We cycled through Amish country in Lancaster County, Pennsylvania. The area offers an interesting mix of agriculture-based industry, tourism, and a subculture lifestyle that rejects some of today’s technology. We saw Amish children playing with old-fashioned, yet wholesome, toys. And, of course, there were the horse and buggies for which these people are noted. The buggies navigate on the same roads as tractor-trailers bringing goods to market. Avoiding an occasional horse dropping provided a new twist to the cycling challenge. We noted massive corn fields with tobacco interspersed.
As lunchtime approached, so did a large dark sky from the west when we stopped in Bowmansville at a family restaurant. No sooner had we ordered our meal, than the clouds split open to cracks of thunder. Strong winds pushed a driving rain outside. Shortly, we heard the sirens and clamor of emergency vehicles speeding up and down the center of the small town. The waitress suggested we bring our bicycles into the restaurant. Once we recognized the potential violence of the storm, we wholeheartedly embraced her splendid and thoughtful idea. Despite the porch overhang, a swirling wind was pushing the rain on our loads, while the winds would potentially topple the bicycles.
With our final bite of dessert, the cloud cover outside was drastically improved, inviting us to resume travel. One of the waitresses, who had just gotten off work, was cycling behind us with her long dress and helmetless head. She was able to correct our path out of town and set us back on course. God’s provision was in evidence yet again.

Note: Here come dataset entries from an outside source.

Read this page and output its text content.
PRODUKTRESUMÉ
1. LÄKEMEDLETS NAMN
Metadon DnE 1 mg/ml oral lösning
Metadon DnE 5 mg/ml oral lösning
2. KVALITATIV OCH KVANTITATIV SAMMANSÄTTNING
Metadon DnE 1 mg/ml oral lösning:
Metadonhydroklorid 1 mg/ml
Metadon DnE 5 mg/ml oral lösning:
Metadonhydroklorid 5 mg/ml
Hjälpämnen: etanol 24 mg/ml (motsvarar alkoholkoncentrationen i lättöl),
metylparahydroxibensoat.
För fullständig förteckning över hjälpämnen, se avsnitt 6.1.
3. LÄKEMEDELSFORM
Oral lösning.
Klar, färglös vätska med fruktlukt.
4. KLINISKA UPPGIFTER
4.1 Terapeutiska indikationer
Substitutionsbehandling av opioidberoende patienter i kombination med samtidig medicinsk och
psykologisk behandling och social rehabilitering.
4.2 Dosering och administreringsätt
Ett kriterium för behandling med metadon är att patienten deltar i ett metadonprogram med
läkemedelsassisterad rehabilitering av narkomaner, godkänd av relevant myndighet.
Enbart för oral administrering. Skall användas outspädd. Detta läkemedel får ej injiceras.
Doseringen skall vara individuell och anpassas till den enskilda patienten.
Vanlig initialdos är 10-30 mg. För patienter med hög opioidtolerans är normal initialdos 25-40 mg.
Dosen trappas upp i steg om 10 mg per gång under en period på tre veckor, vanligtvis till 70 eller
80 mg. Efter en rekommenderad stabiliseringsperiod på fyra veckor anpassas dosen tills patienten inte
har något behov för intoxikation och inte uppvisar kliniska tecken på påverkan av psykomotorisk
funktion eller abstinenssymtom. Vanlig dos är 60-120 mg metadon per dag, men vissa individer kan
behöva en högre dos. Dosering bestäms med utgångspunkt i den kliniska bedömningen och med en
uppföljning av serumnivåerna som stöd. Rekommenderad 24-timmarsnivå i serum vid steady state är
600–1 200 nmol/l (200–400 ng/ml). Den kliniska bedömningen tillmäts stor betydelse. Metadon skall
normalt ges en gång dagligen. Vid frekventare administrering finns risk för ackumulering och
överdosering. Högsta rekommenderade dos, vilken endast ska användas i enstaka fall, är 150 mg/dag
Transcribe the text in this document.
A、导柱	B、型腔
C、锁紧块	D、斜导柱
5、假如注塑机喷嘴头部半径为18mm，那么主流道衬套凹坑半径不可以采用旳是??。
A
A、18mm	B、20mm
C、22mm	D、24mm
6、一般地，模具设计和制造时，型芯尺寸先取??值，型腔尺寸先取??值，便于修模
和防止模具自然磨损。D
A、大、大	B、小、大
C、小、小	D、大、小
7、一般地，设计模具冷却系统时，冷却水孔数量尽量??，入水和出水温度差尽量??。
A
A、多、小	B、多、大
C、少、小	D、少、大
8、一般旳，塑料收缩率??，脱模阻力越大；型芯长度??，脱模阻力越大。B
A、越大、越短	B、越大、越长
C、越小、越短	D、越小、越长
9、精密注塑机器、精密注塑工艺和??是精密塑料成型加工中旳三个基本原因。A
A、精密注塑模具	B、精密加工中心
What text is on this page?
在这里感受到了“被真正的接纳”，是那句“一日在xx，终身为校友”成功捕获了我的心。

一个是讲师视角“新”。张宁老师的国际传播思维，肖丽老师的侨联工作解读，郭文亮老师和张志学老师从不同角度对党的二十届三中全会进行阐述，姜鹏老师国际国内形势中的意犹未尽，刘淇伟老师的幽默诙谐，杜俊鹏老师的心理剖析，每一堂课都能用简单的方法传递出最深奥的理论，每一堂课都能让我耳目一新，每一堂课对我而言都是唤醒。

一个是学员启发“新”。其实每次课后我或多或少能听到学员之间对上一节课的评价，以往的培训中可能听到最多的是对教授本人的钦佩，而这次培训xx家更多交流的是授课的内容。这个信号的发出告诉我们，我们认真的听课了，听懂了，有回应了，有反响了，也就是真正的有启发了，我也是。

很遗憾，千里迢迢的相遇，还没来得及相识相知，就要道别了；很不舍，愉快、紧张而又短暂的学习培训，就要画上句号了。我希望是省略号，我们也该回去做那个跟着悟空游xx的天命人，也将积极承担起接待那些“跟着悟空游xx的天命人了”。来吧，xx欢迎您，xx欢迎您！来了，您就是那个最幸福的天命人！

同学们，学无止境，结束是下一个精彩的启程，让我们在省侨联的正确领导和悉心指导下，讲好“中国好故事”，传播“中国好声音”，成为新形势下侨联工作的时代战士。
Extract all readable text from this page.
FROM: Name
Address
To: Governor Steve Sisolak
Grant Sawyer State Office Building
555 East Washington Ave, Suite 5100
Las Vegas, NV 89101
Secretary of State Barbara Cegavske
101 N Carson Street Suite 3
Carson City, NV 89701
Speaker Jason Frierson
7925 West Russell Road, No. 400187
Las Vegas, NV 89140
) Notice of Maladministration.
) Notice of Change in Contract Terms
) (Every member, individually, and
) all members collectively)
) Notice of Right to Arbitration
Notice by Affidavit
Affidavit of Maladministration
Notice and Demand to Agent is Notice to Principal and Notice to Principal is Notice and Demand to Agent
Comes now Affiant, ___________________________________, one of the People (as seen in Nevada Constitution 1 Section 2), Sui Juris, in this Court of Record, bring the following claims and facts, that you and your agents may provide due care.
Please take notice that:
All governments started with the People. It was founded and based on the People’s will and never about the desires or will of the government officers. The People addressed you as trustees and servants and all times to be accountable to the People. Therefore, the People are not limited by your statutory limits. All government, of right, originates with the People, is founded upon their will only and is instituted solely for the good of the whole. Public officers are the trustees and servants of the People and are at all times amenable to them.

The grades of the hills were indeed less severe than those of our prior cycling day, but the terrain became more challenging as the day wore on. We climbed another 4,300 feet of altitude over eighty miles. The afternoon ride was more challenging. For one, the beautiful Amish farmland was giving way to trees and hills. We navigated more complex map instructions, with turns it seemed every mile or two. And despite riding adjacent to busy roads not too many miles away, no services were available on our route to provide a break or more comfortable bathroom rest stops.
Today’s lunchtime storm was not a surprise, although its timing may have been. The weather forecast had indicated the potential for violent weather for both today and tomorrow. Tomorrow’s forecast was particularly ominous, inclusive of tornado threats. So we had resolved to achieve high mileage in anticipation of another possible day off tomorrow.
As the sun began it decline, we opted to check motel possibilities from afar. Our ride into the dusk toward our selected overnight stay found us navigating through a Philadelphia suburb, with a late arrival and even later meal to replenish some of the 4,900 calories burned. A twelve-hour day was in the books, and uncertainty loomed about Friday’s weather.